Saturday, October 25, 2008

On Track with Chicken Soup

It had been a long and demanding four days in Saratoga. I had put in a lot of work and done what I could, but I was ready - more than ready - to go home and sink into a tub of hot water, slip into my flannel jammies, and hit the sheets. My son took me to the Amtrak station in Schenectady in time for the 2:55 Lake Shore Limited to all points West and sat with me until the train arrived, pretty much on time.

We watched a few other passengers struggle with their luggage, listened to a very young man carry on a lengthy conversation with his girl friend, repeating the same sentences until I was ready to shake the girl on the other end of the conversation. I read through a little history kiosk listing famous presidents and people who had stopped in Schenectady via train (Lincoln, Eisenhower, Teddy Roosevelt etal) and several stories of stupid people who got run over by trains after being warned to get off the tracks (why would anyone put that in print?).

Mark tried to help me up the winding stairs with my bag, and got too winded to talk (asthma), so we stood on the platform for a few minutes, saying our goodbyes, then I stepped up the skinny metal stairs and was whisked out of site on my way to home and rest.
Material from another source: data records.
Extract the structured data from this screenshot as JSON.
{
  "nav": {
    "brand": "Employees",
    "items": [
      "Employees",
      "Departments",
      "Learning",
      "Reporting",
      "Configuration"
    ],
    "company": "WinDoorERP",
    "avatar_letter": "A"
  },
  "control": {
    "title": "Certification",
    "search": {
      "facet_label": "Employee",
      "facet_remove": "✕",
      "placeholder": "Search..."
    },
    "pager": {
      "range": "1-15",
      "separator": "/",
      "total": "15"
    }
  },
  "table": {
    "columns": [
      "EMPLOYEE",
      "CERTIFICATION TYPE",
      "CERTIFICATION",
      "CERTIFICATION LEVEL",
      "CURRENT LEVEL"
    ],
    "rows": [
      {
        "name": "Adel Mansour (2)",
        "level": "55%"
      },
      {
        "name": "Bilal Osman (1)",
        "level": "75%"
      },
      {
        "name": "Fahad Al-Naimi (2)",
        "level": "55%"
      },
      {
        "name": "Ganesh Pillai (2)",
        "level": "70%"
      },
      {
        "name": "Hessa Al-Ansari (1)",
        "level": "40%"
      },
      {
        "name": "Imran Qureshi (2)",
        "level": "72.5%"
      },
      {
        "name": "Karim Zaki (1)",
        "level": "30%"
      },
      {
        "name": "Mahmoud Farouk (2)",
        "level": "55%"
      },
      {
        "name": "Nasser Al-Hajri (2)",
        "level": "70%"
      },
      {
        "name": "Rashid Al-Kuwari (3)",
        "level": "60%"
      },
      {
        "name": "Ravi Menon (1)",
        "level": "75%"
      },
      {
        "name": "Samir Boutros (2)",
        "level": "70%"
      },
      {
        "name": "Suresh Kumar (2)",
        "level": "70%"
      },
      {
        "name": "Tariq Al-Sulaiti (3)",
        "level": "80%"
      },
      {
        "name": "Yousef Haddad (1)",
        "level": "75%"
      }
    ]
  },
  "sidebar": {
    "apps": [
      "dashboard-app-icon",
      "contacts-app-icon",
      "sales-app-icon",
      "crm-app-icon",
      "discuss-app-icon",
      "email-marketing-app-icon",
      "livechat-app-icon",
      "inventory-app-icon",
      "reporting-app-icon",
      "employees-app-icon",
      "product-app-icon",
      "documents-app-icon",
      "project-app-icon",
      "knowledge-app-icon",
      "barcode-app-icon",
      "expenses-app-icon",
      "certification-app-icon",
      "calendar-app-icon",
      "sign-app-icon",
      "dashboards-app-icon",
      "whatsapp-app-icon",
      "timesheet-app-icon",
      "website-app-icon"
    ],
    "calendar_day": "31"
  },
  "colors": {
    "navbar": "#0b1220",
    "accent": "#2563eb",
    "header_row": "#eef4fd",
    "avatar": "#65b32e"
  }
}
I listened to my iPod most of the way, leaning my head against the pillow I shoved between the arm of the chair and the cold dirty window, letting the gentle rocking of the car bear my weight like a swinging hammock.

I was nearing home when Kiel texted me to see where I was. I had made arrangements with a friend's husband to take care of fixing my car brakes that badly needed attention, and I was expecting Kiel to pick me up with the newly fixed car (gulp, hope I have enough to cover the repairs that I have been putting off for well over a year) and ferry me home to bath and bed. I was so tired my eyelids hurt.

Turns out my friend's husband, who had overseen the brake job had invited us to his place for a home made dinner which my friend was preparing as Kiel and I talked. At first, I was so tired, my spirit sank. I was filthy from having done so much scrubbing and cleaning, my clothes were a mess, my hair hadn't been washed in days. I sighed. I just want to go home. I appreciate their thoughtfulness, but I am not up to visiting anyone. In fact, I would rather no one saw me in this disheveled condition.

Still, she is an excellent cook, and the decision had already been made and I was not given the option of backing out, gracefully or otherwise. Only one glitch to overcome - some kids were playing on the tracks near the station in Rochester and we sat prisoners on the train for a good half hour while the police cleared the problem up.

By the time we arrived for dinner, it was dark. Maybe no one would notice my appearance. We entered the house and the patient cook came to greet us. It smelled so delicious and was so warm and cozy inside that I forgot my tiredness and welcomed the opportunity to break bread with friends and family. I didn't even realize I was so hungry. She had made chicken soup and bread - wholesome, hearty and perfect.

I slurped it down gratefully. I hadn't even considered what I was going to do about dinner. What a treat to have a down-home cooked meal with uplifting conversation. A touch of normalcy after days of heartbreak and brokenness. It was a tonic in so many ways. Thank God for thoughtful people who know what you need even before you know yourself.